DELİLLER :Ankara …. İcra Müdürlüğü’nde … esas sayılı dosyası, tarafların ticaret sicil kayıtları, banka kayıtları, dekont sureti ile tüm dosya kapsamı.
GEREKÇE :Dava, adi yazılı araç satış sözleşmesi gereğince ödenen kaporanın sebepsiz zenginleşme hükümlerine göre istirdatına yönelik itirazın iptali istemine ilişkindir.
Görev itirazı ile ilgili yapılan değerlendirmede tarafların bağlı bulundukları vergi dairesine yazılan müzekkere cevabı ile davalının bilanço esasına göre defter tuttuğu tarafların tacir sıfatına sahip olduğu satıma konu aracın ticari araç olduğundan TTK4/1-A gereğince mahkememizin görevli olduğu kanaatine varılmıştır. Yetki itirazı ile ilgili yapılan değerlendirmede İcra İflas Kanununda itirazın iptali davası için özel bir yetki kuralının bulunmadığı, dava konusunun götürülecek borç olması sebebiyle TBK89/1 maddesi gereğince yetki itirazının reddine karar verilmiştir.
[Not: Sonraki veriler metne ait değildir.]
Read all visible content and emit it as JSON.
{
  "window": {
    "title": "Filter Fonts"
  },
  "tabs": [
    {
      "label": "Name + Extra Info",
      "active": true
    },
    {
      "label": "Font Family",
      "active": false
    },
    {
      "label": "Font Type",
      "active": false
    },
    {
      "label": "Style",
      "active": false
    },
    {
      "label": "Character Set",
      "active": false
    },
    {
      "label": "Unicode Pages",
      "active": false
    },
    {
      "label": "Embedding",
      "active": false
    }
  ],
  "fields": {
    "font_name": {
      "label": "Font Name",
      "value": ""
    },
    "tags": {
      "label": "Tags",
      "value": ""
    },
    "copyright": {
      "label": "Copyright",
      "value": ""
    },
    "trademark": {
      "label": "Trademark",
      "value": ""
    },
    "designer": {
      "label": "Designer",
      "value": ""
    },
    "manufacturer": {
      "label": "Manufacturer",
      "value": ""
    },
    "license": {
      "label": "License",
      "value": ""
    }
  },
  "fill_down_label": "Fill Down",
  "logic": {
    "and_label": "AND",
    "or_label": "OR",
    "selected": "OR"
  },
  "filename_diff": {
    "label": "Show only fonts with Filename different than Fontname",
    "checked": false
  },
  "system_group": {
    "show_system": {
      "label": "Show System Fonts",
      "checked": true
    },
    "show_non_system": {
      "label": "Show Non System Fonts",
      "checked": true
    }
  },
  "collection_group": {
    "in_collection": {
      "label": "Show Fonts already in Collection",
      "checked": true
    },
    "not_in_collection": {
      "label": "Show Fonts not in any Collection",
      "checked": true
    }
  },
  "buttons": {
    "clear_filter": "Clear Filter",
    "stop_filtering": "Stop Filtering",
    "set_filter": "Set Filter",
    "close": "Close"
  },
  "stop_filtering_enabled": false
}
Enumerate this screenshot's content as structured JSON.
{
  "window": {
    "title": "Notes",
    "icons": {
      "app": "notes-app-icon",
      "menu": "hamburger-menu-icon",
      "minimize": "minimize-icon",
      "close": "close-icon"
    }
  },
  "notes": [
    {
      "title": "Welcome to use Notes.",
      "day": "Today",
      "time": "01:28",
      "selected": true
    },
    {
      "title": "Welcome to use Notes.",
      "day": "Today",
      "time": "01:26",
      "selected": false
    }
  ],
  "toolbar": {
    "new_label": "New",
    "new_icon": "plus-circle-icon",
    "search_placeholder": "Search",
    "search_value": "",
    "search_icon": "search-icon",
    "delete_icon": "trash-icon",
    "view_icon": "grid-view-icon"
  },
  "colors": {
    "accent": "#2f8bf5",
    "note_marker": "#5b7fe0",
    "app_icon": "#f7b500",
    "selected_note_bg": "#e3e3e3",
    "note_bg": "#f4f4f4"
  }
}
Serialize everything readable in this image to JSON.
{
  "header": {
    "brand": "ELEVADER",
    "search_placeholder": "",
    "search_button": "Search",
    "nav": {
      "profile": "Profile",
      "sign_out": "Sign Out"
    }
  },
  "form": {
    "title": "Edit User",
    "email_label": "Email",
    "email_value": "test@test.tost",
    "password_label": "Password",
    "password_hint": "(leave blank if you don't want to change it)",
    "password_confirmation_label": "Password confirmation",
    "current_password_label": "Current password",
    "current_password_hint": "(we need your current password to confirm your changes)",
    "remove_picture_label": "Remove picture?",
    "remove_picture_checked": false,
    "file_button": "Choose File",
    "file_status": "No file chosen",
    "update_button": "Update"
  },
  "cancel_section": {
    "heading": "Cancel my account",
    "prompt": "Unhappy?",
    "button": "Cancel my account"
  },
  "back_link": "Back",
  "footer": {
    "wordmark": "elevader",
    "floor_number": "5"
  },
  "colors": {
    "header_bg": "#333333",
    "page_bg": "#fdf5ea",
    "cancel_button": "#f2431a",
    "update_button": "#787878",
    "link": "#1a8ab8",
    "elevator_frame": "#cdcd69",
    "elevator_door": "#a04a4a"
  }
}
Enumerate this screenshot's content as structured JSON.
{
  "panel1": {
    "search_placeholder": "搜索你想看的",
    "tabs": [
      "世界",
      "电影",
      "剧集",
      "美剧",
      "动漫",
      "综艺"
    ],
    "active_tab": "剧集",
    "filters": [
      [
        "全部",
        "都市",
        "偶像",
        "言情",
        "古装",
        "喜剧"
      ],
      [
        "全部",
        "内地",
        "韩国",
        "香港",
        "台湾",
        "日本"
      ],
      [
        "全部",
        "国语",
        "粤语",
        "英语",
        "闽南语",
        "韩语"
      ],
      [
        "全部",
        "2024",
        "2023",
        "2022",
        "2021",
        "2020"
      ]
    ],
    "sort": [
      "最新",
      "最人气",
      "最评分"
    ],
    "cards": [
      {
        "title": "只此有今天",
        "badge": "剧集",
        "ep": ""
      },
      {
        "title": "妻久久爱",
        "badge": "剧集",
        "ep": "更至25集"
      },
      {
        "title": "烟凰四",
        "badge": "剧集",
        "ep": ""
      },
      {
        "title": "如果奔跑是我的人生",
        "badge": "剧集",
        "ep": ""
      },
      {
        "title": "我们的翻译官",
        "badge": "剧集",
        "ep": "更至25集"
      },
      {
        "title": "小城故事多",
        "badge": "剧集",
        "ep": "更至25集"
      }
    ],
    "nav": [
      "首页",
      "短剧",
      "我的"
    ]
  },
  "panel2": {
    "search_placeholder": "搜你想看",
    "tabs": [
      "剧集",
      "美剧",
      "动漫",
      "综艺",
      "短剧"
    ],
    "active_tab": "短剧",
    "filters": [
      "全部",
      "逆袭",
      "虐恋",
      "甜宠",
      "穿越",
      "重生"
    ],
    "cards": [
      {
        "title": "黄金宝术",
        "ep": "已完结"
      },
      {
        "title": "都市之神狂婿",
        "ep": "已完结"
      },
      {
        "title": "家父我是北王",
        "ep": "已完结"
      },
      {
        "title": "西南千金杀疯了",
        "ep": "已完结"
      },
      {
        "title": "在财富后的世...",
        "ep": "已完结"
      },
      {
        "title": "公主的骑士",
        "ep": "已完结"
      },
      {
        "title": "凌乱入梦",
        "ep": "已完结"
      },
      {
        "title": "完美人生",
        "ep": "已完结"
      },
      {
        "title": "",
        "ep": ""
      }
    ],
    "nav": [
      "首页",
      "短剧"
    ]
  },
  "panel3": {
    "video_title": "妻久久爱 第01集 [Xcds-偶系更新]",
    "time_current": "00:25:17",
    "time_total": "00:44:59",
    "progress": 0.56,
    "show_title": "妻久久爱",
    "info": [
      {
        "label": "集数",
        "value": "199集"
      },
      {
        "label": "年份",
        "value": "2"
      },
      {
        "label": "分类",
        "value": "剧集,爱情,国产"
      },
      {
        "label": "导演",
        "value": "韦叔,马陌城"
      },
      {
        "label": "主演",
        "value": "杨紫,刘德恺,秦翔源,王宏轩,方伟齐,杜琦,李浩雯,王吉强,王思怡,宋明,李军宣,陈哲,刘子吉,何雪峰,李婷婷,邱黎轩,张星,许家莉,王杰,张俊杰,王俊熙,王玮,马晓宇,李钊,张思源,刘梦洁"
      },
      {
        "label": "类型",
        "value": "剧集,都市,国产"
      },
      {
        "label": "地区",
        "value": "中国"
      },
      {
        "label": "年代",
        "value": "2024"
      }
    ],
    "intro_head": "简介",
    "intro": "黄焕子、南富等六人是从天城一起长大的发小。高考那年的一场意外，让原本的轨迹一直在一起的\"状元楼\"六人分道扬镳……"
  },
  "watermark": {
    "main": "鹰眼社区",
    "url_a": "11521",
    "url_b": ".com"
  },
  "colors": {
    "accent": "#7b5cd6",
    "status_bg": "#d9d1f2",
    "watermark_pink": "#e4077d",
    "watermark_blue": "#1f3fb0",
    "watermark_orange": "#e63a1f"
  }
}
Husumet itirazı ile ilgili yapılan değerlendirmede dava konusu araç her ne kadar şirket adına satın alınmamış ise de, aracın ticari ve mesleki olmayan amaçlarla şirket ortağı ve yetkilisiyle sözlü anlaşma ya dayanarak kaporanın gönderildiği, davaya konu aracın ticari araç olduğu şirket ortaklarının özellikle kullandıkları otomobili şirket adına satın aldıkları malum bulunmakla husumet itirazının reddine karar verilmiştir.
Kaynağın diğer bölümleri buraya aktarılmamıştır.